Anyone experience whisper hallucinating on empty sections? In my case, I’m dealing with audio/video in Indonesian, and usually when there’s an empty section at the beginning or the end, whisper will fill in something like “thanks for watching” or “sub by x”. is there anyway to prevent this? maybe with vad filter?
I had the same issue but with the regular text model. It tends to do that when it get’s the feeling that the provided content is not finished. What I have done is to specify this by appending a string variable in the API-Request where I stated that. Maybe you can do something similar with whisper?
I took a glance at the documentation and there it is stated that you can use an optional prompt to guide the way the model replies. There you can state the behavior you want to see.
Refer to the Link below (Documentation → Audio)
I think any sort of threshold would be a great way to filter out any noise caused by … no noise …
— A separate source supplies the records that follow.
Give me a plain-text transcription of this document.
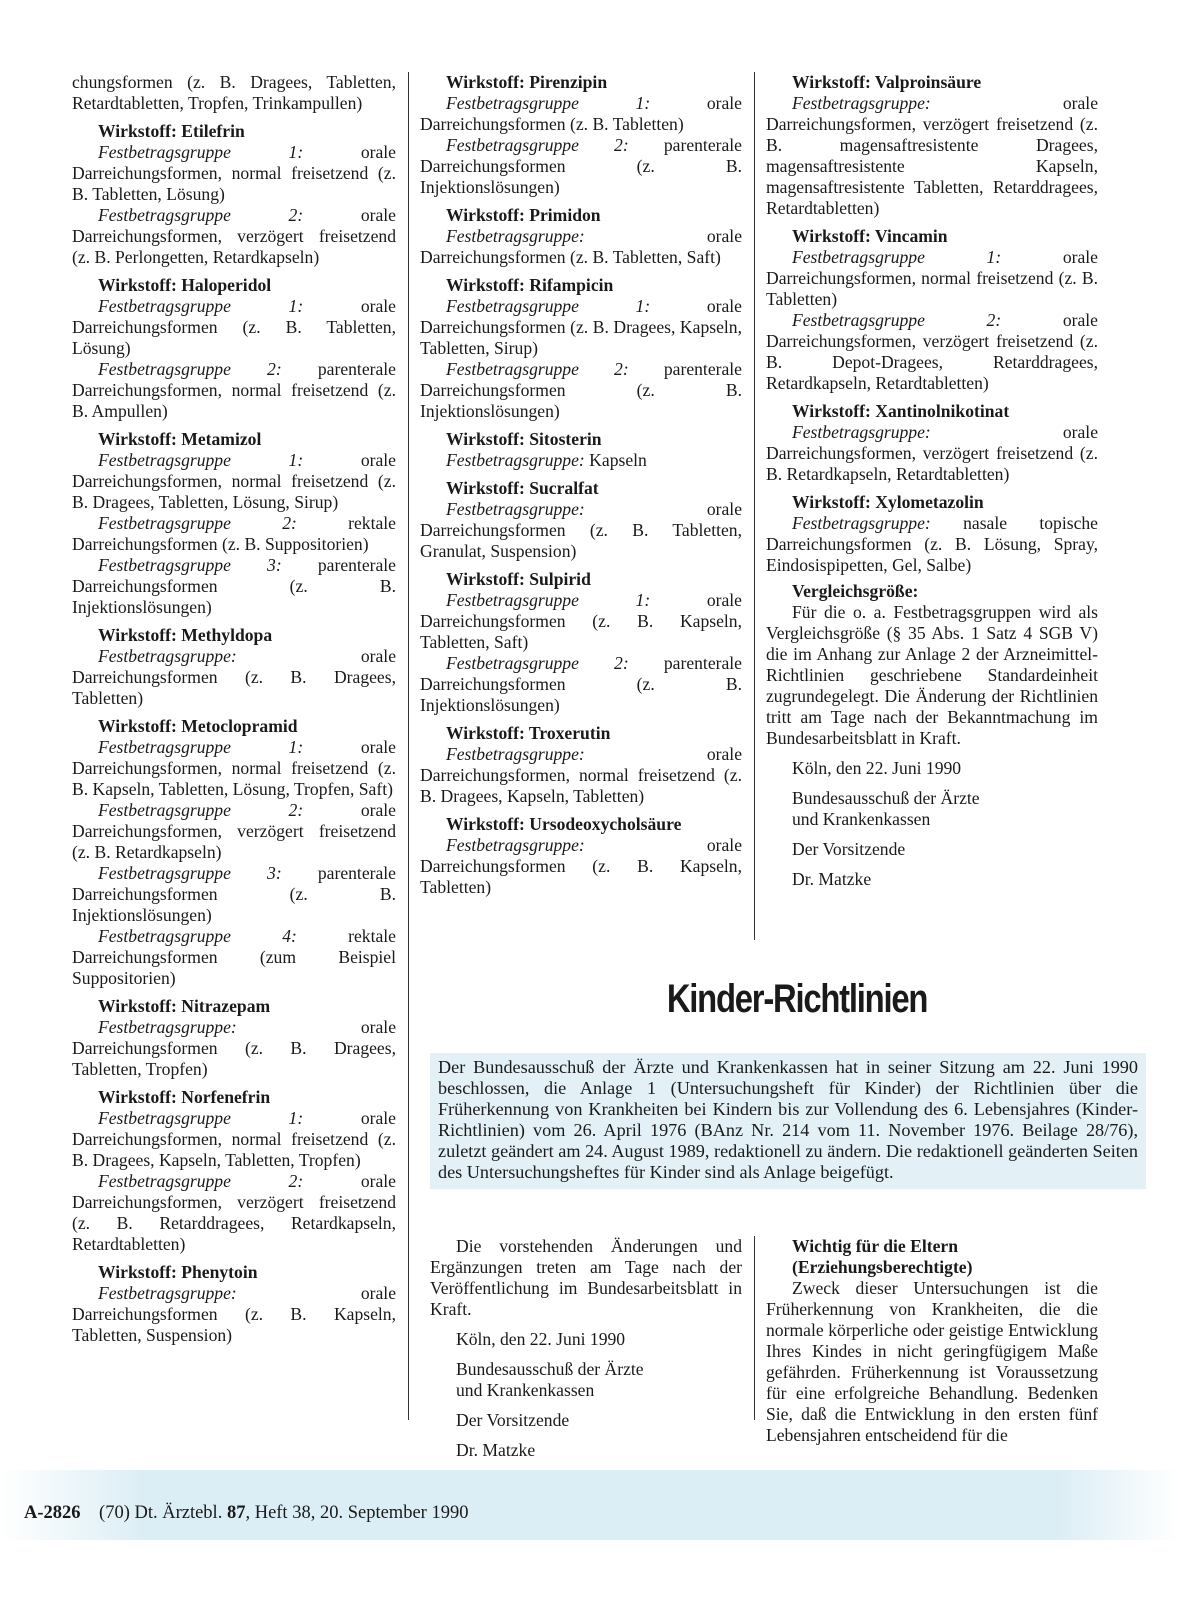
chungsformen (z. B. Dragees, Tabletten, Retardtabletten, Tropfen, Trinkampullen)
Wirkstoff: Etilefrin
Festbetragsgruppe 1: orale Darreichungsformen, normal freisetzend (z. B. Tabletten, Lösung)
Festbetragsgruppe 2: orale Darreichungsformen, verzögert freisetzend (z. B. Perlongetten, Retardkapseln)
Wirkstoff: Haloperidol
Festbetragsgruppe 1: orale Darreichungsformen (z. B. Tabletten, Lösung)
Festbetragsgruppe 2: parenterale Darreichungsformen, normal freisetzend (z. B. Ampullen)
Wirkstoff: Metamizol
Festbetragsgruppe 1: orale Darreichungsformen, normal freisetzend (z. B. Dragees, Tabletten, Lösung, Sirup)
Festbetragsgruppe 2: rektale Darreichungsformen (z. B. Suppositorien)
Festbetragsgruppe 3: parenterale Darreichungsformen (z. B. Injektionslösungen)
Wirkstoff: Methyldopa
Festbetragsgruppe: orale Darreichungsformen (z. B. Dragees, Tabletten)
Wirkstoff: Metoclopramid
Festbetragsgruppe 1: orale Darreichungsformen, normal freisetzend (z. B. Kapseln, Tabletten, Lösung, Tropfen, Saft)
Festbetragsgruppe 2: orale Darreichungsformen, verzögert freisetzend (z. B. Retardkapseln)
Festbetragsgruppe 3: parenterale Darreichungsformen (z. B. Injektionslösungen)
Festbetragsgruppe 4: rektale Darreichungsformen (zum Beispiel Suppositorien)
Wirkstoff: Nitrazepam
Festbetragsgruppe: orale Darreichungsformen (z. B. Dragees, Tabletten, Tropfen)
Wirkstoff: Norfenefrin
Festbetragsgruppe 1: orale Darreichungsformen, normal freisetzend (z. B. Dragees, Kapseln, Tabletten, Tropfen)
Festbetragsgruppe 2: orale Darreichungsformen, verzögert freisetzend (z. B. Retarddragees, Retardkapseln, Retardtabletten)
Wirkstoff: Phenytoin
Festbetragsgruppe: orale Darreichungsformen (z. B. Kapseln, Tabletten, Suspension)
Wirkstoff: Pirenzipin
Festbetragsgruppe 1: orale Darreichungsformen (z. B. Tabletten)
Festbetragsgruppe 2: parenterale Darreichungsformen (z. B. Injektionslösungen)
Wirkstoff: Primidon
Festbetragsgruppe: orale Darreichungsformen (z. B. Tabletten, Saft)
Wirkstoff: Rifampicin
Festbetragsgruppe 1: orale Darreichungsformen (z. B. Dragees, Kapseln, Tabletten, Sirup)
Festbetragsgruppe 2: parenterale Darreichungsformen (z. B. Injektionslösungen)
Wirkstoff: Sitosterin
Festbetragsgruppe: Kapseln
Wirkstoff: Sucralfat
Festbetragsgruppe: orale Darreichungsformen (z. B. Tabletten, Granulat, Suspension)
Wirkstoff: Sulpirid
Festbetragsgruppe 1: orale Darreichungsformen (z. B. Kapseln, Tabletten, Saft)
Festbetragsgruppe 2: parenterale Darreichungsformen (z. B. Injektionslösungen)
Wirkstoff: Troxerutin
Festbetragsgruppe: orale Darreichungsformen, normal freisetzend (z. B. Dragees, Kapseln, Tabletten)
Wirkstoff: Ursodeoxycholsäure
Festbetragsgruppe: orale Darreichungsformen (z. B. Kapseln, Tabletten)
Wirkstoff: Valproinsäure
Festbetragsgruppe: orale Darreichungsformen, verzögert freisetzend (z. B. magensaftresistente Dragees, magensaftresistente Kapseln, magensaftresistente Tabletten, Retarddragees, Retardtabletten)
Wirkstoff: Vincamin
Festbetragsgruppe 1: orale Darreichungsformen, normal freisetzend (z. B. Tabletten)
Festbetragsgruppe 2: orale Darreichungsformen, verzögert freisetzend (z. B. Depot-Dragees, Retarddragees, Retardkapseln, Retardtabletten)
Wirkstoff: Xantinolnikotinat
Festbetragsgruppe: orale Darreichungsformen, verzögert freisetzend (z. B. Retardkapseln, Retardtabletten)
Wirkstoff: Xylometazolin
Festbetragsgruppe: nasale topische Darreichungsformen (z. B. Lösung, Spray, Eindosispipetten, Gel, Salbe)
Vergleichsgröße:
Für die o. a. Festbetragsgruppen wird als Vergleichsgröße (§ 35 Abs. 1 Satz 4 SGB V) die im Anhang zur Anlage 2 der Arzneimittel-Richtlinien geschriebene Standardeinheit zugrundegelegt. Die Änderung der Richtlinien tritt am Tage nach der Bekanntmachung im Bundesarbeitsblatt in Kraft.
Köln, den 22. Juni 1990
Bundesausschuß der Ärzte
und Krankenkassen
Der Vorsitzende
Dr. Matzke
Kinder-Richtlinien
Der Bundesausschuß der Ärzte und Krankenkassen hat in seiner Sitzung am 22. Juni 1990 beschlossen, die Anlage 1 (Untersuchungsheft für Kinder) der Richtlinien über die Früherkennung von Krankheiten bei Kindern bis zur Vollendung des 6. Lebensjahres (Kinder-Richtlinien) vom 26. April 1976 (BAnz Nr. 214 vom 11. November 1976. Beilage 28/76), zuletzt geändert am 24. August 1989, redaktionell zu ändern. Die redaktionell geänderten Seiten des Untersuchungsheftes für Kinder sind als Anlage beigefügt.
Die vorstehenden Änderungen und Ergänzungen treten am Tage nach der Veröffentlichung im Bundesarbeitsblatt in Kraft.
Köln, den 22. Juni 1990
Bundesausschuß der Ärzte
und Krankenkassen
Der Vorsitzende
Dr. Matzke
Wichtig für die Eltern
(Erziehungsberechtigte)
Zweck dieser Untersuchungen ist die Früherkennung von Krankheiten, die die normale körperliche oder geistige Entwicklung Ihres Kindes in nicht geringfügigem Maße gefährden. Früherkennung ist Voraussetzung für eine erfolgreiche Behandlung. Bedenken Sie, daß die Entwicklung in den ersten fünf Lebensjahren entscheidend für die
A-2826 (70) Dt. Ärztebl. 87, Heft 38, 20. September 1990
I have some success fighting this issue just processing the file through ffmpeg with a
silenceremove command before sending the file to Whisper. Something like this:
ffmpeg --fflags +discardcorrupt -y -i <file_name> -ar 8000 -af silenceremove=start_periods=1:stop_periods=-1:start_threshold=-30dB:stop_threshold=-30dB:start_silence=2:stop_silence=2. You would probably change the
-ar (the sample rate) and some
silenceremove flags depending on your audio, for that you can refer to this page.